Missing Angel Juan
- First edition
- Author: Francesca Lia Block
- Cover artist: Chris Michaels
- Series: Dangerous Angels
- Publication date: 1995
- Pages: pp. 144
- ISBN: 0-06-447120-9
- Preceded by: Cherokee Bat and the Goat Guys
- Followed by: Baby Be-Bop

= Missing Angel Juan =

1995 book by Francesca Lia Block

Missing Angel Juan is the fourth book in the Dangerous Angels series by Francesca Lia Block. The plot revolves around Witch Baby as she travels to New York City to find her love Angel Juan and bring him back home to Los Angeles. It was adapted for the stage in 1996.

==Plot==

The story begins with Witch Baby learning that Angel Juan is leaving to go to New York. He wants to go and discover who he is when he is not with Witch Baby. She is left broken-hearted and angry and falls into a depression before deciding to follow Angel Juan to New York.

In New York, Witch Baby stays at the apartment of Weetzie Bat's deceased father, Charlie Bat. He appears to Witch Baby as a ghost and becomes her companion as she searches for Angel Juan. In the end, Witch Baby and Angel Juan are reunited, but Angel Juan tells her he needs to stay in New York a while longer and she has to return to Los Angeles.
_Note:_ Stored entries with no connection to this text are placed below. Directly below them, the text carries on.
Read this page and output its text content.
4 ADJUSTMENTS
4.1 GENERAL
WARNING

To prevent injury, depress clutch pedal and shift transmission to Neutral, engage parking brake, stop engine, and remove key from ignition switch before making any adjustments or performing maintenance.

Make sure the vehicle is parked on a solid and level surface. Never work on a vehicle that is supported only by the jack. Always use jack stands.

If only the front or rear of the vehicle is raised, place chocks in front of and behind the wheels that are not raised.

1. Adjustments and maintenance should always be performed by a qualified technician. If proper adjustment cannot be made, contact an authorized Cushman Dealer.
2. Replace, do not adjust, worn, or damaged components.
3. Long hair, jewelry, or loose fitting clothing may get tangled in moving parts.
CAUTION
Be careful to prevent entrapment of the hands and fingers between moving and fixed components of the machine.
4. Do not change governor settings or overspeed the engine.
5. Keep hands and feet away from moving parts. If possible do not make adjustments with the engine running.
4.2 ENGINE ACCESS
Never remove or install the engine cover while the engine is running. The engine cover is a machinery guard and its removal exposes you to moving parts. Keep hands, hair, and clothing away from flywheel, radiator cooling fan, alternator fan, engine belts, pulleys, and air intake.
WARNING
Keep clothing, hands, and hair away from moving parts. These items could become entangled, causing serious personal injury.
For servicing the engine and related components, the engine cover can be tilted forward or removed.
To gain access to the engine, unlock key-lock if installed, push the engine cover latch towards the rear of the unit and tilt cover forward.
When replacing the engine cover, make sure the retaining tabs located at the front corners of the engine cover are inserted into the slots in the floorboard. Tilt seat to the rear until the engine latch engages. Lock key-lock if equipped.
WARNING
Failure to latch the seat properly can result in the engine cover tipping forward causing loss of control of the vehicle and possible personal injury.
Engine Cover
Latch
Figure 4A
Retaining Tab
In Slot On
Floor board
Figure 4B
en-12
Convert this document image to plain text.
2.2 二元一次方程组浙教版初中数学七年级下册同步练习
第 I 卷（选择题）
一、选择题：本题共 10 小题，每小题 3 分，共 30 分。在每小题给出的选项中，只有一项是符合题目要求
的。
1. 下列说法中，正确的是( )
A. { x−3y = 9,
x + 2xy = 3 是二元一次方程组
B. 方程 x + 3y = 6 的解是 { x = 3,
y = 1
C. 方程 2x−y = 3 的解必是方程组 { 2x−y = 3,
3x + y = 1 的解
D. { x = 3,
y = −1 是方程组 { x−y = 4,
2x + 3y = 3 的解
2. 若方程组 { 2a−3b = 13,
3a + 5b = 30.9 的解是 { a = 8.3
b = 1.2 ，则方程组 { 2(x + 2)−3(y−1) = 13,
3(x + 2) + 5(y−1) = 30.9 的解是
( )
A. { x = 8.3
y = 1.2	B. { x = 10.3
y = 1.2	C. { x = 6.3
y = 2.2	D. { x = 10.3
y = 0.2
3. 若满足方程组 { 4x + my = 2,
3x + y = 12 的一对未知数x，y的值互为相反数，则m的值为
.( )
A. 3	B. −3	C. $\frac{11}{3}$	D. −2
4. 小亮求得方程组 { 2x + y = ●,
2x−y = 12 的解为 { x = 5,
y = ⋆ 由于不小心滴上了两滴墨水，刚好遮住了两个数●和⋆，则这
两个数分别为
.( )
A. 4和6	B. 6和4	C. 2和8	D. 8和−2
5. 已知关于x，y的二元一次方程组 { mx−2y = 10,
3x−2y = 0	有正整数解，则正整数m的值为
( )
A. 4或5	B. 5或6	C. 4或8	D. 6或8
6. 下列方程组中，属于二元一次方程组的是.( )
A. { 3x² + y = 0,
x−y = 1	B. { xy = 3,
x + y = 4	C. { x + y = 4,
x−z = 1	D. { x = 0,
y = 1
Witch Baby understands, because even though they cannot be together at present, they love each other and will be together again someday.

==Reception==
Kirkus Reviews found that "Block's lyrical interplay of leitmotifs and artful allusions ... continues to be uniquely fascinating and provocative." while Publishers Weekly saw that "This odd and moving novel shares the super-hip aesthetic of its predecessors and avoids, as have all of Block's books, rehashing what has come before it." and "Magic and the rich world of fairy tale are, perhaps more than ever, distinct presences."